18/07/2008

Quartier latin, hiver 1920

 

paris1900.jpg

 

 

La voiture du baron ayant été garée en biais à l’angle de la rue Jacob et de la place de Fürstenberg, une ribambelle d’enfants du quartier de Saint-Germain s’était bruyamment regroupée autour d’elle. Coiffés de bonnets de laine multicolore, ils avaient renoncé à leurs bagarres de boules de neige pour se familiariser sans retenue avec l’étrange et imposante présence.

 

C’était un attelage à l’ancienne que précédaient deux chevaux roux aux naseaux fumants, tels qu’on n’en voyait presque plus circuler au cœur de Paris. Le conducteur, qui n’était autre que le factotum Camille, était surmonté un colback lui aussi risible. Il s’évertuait à éloigner les jeunes curieux en leur jetant des jurons qui sentaient à la fois sa campagne et une domesticité de style éculé.

 

Nous sommes en février 1920, soit quelque trente ans après l’invention de l’automobile à pétrole par Panhard et Levassor. Alexandre comprit d’emblée la cocasserie de la situation, et ses répercussions possibles dans les gazettes sur la réputation de sa famille rambolitaine. Du haut de sa prestance légèrement courbée, il invectiva directement le pauvre cocher - qui était habitué aux familiarités théâtrales de ses maîtres:

- Cessez de faire le matamore Camille! Cette voiture de campagne est vraiment trop moche pour être une attraction! Déjà qu’elle obstrue dangereusement la circulation, comme vous l’avez placée… Allons, partez vite. Evitons les morsures de chevaux, ces bêtes ne sont que des canassons au caractère fragile et qui ne savent rien des réactions citadines. Je redoute encore plus les coups involontaires de sabot, donc les mâchoires d’enfant cassées. Hop! Et Hue! Rejoignez au plus vite vos écuries qui ne sentent pas encore comme la grande ville. Laissons la civilisation à ses modernités.

 

A peine vexé, Monsieur Camille - qui n’avait pourtant pas matamoré du tout - mit en branle l’exotique attelage, reconduisant vers leur province de Rambouillet chevaux de ferme, carlingue et quatre braves déménageurs.

Commentaires

Proust n’est pas très loin…

Écrit par : Calu Schwab | 18/07/2008

D'autant plus qu'il est mort deux ans après 1920, à Auteuil. Le texte est assez "goüteux" en effet. On dirait le début d'un feuilleton...

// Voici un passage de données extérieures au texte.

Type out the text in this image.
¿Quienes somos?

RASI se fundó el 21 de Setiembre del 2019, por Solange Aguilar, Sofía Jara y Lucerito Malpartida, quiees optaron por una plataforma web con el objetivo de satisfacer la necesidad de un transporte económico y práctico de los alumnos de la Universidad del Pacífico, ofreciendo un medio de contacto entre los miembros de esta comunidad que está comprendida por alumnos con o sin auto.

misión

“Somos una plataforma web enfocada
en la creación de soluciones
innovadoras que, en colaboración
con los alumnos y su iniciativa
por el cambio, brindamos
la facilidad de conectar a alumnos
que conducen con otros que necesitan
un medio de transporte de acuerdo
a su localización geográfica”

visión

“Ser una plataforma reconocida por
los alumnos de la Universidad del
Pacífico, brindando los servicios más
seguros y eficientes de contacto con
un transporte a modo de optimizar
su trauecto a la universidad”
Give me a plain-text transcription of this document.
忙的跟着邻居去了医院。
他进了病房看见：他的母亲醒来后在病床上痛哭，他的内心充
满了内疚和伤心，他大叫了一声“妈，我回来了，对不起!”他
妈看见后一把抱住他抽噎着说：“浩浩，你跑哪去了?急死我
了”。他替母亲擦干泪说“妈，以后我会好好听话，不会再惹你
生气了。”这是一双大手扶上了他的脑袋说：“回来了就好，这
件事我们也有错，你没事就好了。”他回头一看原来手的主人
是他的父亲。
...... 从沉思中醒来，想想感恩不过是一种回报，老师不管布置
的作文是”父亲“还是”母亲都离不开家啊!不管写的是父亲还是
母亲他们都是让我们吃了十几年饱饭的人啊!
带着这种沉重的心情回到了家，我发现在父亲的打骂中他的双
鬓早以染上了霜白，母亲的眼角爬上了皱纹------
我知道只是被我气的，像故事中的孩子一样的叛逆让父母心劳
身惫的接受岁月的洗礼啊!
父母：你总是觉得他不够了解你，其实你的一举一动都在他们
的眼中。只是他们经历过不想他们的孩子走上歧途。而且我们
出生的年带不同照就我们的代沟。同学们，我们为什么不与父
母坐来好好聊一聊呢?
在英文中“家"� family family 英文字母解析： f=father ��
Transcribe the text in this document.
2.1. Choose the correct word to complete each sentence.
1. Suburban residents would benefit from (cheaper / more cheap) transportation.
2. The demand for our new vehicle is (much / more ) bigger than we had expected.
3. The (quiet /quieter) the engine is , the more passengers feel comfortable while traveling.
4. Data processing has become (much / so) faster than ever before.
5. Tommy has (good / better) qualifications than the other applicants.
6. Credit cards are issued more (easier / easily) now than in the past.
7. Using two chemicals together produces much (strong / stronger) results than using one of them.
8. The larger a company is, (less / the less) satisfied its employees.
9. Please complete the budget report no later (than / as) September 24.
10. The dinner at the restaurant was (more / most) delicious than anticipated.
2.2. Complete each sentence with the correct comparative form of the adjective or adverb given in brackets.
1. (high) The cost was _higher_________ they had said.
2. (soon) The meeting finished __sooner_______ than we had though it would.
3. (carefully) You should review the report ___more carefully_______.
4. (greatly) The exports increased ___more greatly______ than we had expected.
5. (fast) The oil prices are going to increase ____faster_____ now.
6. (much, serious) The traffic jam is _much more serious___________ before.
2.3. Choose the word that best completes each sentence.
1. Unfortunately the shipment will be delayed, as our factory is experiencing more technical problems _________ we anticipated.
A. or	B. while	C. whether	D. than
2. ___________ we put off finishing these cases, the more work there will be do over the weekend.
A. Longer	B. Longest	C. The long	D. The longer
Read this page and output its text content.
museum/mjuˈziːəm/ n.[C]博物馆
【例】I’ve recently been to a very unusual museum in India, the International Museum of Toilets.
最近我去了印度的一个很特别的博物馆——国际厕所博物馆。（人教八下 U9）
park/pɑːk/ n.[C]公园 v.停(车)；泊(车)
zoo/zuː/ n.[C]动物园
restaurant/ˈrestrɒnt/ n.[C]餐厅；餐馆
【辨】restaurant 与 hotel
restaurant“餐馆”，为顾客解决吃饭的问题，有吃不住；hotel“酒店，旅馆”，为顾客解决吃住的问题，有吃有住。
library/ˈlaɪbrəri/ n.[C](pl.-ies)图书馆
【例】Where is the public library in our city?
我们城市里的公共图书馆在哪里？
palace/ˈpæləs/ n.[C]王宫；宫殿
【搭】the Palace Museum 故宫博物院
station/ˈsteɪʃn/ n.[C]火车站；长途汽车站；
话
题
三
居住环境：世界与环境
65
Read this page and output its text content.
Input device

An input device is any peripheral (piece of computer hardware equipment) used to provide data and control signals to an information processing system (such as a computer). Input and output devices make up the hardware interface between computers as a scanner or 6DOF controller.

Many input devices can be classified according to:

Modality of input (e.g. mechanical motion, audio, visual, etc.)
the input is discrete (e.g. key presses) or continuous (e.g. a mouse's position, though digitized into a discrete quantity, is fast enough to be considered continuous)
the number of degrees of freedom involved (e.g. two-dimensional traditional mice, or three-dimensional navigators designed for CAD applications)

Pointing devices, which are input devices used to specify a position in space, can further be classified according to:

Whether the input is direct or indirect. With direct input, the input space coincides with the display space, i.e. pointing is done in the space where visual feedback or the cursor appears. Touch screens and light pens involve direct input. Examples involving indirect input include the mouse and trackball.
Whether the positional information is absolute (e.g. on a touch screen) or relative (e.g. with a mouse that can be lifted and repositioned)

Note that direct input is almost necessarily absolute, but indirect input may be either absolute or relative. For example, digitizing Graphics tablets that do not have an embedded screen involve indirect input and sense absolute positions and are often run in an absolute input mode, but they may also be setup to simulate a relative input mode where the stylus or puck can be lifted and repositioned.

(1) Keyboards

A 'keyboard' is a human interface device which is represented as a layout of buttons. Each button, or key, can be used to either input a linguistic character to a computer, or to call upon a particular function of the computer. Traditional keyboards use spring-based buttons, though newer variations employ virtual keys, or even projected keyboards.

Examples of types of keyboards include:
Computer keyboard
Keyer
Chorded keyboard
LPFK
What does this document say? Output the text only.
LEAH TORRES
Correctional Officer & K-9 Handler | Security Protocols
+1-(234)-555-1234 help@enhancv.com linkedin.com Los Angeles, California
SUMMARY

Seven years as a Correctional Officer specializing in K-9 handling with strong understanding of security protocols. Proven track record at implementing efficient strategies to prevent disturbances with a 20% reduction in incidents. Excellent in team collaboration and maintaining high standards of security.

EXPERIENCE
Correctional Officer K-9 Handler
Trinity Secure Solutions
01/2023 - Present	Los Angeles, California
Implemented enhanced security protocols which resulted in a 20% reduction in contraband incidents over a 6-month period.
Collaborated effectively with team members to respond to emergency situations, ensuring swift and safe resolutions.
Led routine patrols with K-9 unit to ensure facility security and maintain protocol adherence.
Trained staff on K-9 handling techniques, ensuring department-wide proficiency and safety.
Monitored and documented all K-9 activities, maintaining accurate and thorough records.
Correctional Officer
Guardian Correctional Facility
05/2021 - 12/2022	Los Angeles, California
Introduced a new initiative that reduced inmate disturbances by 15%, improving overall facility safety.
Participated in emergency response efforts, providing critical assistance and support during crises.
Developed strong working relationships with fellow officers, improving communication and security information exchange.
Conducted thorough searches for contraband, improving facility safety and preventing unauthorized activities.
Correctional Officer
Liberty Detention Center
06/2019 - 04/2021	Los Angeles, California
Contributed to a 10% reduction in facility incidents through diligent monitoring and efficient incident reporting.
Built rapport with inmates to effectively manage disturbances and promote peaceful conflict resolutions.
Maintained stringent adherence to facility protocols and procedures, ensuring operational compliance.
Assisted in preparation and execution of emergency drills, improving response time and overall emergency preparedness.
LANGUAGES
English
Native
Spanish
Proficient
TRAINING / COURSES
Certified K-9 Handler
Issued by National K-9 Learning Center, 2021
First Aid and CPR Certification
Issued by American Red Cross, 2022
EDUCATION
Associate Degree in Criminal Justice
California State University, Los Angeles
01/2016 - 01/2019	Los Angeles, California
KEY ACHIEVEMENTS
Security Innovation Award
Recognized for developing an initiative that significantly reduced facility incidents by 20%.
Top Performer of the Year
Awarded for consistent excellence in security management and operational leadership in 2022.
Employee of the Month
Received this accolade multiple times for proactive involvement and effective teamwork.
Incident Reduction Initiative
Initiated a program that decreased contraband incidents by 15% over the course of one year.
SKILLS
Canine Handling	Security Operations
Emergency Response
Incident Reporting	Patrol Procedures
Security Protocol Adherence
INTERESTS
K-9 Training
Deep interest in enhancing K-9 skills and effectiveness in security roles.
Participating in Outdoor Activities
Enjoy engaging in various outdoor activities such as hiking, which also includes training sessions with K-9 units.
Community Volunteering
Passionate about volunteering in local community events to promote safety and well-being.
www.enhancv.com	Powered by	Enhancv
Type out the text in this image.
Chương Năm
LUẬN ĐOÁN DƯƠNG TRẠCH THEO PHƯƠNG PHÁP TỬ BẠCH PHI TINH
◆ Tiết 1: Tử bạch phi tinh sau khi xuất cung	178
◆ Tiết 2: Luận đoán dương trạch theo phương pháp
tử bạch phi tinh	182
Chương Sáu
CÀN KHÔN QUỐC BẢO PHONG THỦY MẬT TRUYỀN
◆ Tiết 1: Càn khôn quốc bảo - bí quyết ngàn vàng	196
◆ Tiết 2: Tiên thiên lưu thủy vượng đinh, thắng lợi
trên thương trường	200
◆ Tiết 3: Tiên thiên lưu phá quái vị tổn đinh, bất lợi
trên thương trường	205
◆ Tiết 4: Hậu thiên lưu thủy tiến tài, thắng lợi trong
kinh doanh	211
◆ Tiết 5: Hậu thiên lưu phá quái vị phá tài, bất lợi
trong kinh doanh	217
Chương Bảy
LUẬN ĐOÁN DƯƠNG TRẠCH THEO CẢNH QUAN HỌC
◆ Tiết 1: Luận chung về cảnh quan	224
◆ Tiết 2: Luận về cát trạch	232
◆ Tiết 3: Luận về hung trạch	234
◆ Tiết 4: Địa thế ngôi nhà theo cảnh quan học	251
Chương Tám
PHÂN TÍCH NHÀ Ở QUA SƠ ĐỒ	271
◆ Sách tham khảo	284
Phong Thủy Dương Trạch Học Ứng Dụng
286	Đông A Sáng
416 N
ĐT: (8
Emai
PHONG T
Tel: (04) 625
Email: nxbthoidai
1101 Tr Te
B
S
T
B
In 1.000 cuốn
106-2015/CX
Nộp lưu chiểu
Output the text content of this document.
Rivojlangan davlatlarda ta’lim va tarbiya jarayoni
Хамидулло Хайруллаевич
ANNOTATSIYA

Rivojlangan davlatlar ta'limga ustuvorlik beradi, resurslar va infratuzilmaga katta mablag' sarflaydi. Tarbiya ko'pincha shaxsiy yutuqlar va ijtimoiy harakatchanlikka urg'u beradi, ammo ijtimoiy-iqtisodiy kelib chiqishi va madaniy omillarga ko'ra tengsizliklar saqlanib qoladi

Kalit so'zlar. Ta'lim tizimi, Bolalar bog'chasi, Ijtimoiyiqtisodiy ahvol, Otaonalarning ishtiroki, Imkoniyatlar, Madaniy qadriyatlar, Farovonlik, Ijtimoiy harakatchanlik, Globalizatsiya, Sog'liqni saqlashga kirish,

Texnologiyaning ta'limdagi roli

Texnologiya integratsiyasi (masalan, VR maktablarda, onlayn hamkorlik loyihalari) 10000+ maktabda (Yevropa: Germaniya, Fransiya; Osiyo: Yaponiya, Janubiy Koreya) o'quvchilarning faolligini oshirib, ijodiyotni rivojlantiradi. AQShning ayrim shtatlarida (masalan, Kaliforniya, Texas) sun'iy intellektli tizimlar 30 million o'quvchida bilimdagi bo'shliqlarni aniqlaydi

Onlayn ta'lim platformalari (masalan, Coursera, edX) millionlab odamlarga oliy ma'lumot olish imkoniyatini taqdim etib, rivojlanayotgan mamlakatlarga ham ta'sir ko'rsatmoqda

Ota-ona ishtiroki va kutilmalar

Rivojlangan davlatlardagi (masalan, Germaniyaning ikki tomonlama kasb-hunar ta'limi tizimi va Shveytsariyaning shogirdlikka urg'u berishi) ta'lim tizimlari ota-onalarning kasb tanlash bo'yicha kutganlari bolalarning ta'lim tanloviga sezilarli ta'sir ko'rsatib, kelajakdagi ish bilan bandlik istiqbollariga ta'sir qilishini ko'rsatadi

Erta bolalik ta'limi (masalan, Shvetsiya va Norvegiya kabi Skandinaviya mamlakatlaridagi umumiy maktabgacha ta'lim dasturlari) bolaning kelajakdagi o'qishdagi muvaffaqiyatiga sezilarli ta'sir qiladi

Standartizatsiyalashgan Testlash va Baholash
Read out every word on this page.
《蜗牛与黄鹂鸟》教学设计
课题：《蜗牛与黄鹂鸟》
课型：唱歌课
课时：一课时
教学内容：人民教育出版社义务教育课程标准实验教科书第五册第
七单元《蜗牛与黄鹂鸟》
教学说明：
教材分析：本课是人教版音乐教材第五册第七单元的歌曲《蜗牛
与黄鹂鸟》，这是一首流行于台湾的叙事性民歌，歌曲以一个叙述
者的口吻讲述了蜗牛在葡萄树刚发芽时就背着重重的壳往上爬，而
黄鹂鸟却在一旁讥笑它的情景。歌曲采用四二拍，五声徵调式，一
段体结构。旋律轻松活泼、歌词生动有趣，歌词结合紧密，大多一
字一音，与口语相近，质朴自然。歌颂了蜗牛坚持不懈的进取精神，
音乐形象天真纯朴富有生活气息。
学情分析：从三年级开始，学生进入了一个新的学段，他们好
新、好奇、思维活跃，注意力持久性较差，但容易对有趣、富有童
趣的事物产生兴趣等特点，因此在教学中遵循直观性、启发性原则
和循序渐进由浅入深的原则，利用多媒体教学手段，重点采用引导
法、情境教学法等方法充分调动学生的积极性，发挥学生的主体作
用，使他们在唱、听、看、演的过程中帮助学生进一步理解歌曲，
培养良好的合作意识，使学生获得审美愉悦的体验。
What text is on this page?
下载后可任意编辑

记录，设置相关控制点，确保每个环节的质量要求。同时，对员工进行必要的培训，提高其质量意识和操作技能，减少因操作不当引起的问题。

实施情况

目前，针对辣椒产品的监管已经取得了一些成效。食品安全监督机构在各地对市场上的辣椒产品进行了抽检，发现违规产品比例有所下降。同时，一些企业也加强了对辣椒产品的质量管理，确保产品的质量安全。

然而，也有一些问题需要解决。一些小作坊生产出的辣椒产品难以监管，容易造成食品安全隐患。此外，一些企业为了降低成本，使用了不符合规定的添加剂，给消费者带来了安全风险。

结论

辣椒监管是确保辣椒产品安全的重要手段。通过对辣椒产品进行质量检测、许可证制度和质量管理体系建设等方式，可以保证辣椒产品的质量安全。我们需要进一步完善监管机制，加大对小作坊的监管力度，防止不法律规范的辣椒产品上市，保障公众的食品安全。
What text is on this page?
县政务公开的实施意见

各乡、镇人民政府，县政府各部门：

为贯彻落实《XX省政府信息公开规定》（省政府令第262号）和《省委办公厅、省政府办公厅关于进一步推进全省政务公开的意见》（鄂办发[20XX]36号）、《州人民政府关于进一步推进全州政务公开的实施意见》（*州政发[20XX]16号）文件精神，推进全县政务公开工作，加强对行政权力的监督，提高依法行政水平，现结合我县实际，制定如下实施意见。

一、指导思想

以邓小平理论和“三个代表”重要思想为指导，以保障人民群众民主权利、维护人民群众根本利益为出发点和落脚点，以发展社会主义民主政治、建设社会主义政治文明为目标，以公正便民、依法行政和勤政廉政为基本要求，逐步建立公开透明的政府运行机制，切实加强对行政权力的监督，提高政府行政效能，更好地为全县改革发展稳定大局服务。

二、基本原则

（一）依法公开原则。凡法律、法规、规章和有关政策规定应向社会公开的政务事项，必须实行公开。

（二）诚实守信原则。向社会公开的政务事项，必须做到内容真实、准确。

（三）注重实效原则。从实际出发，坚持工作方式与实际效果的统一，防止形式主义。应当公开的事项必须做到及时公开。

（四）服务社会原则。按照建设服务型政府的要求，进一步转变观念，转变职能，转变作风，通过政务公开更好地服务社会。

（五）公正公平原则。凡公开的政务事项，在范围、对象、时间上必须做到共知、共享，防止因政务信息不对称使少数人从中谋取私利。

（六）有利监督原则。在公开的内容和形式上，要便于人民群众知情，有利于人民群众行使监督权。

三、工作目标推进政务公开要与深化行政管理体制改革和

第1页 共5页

Écrit par : Suren | 19/07/2008

Ce serait une des fonctions intéressantes d'un blog de dévider un feuilleton, je veux dire une fiction qui s'élaborerait au jour le jour. L'auteur devant improviser la suite, passant une nuit à l'imaginer...

Écrit par : Xénius | 19/07/2008

On peut le faire a plusieurs, comme un exercice oulipien. A Gilbert de lancer la première pierre.

Écrit par : Calu Schwab | 21/07/2008

Les commentaires sont fermés.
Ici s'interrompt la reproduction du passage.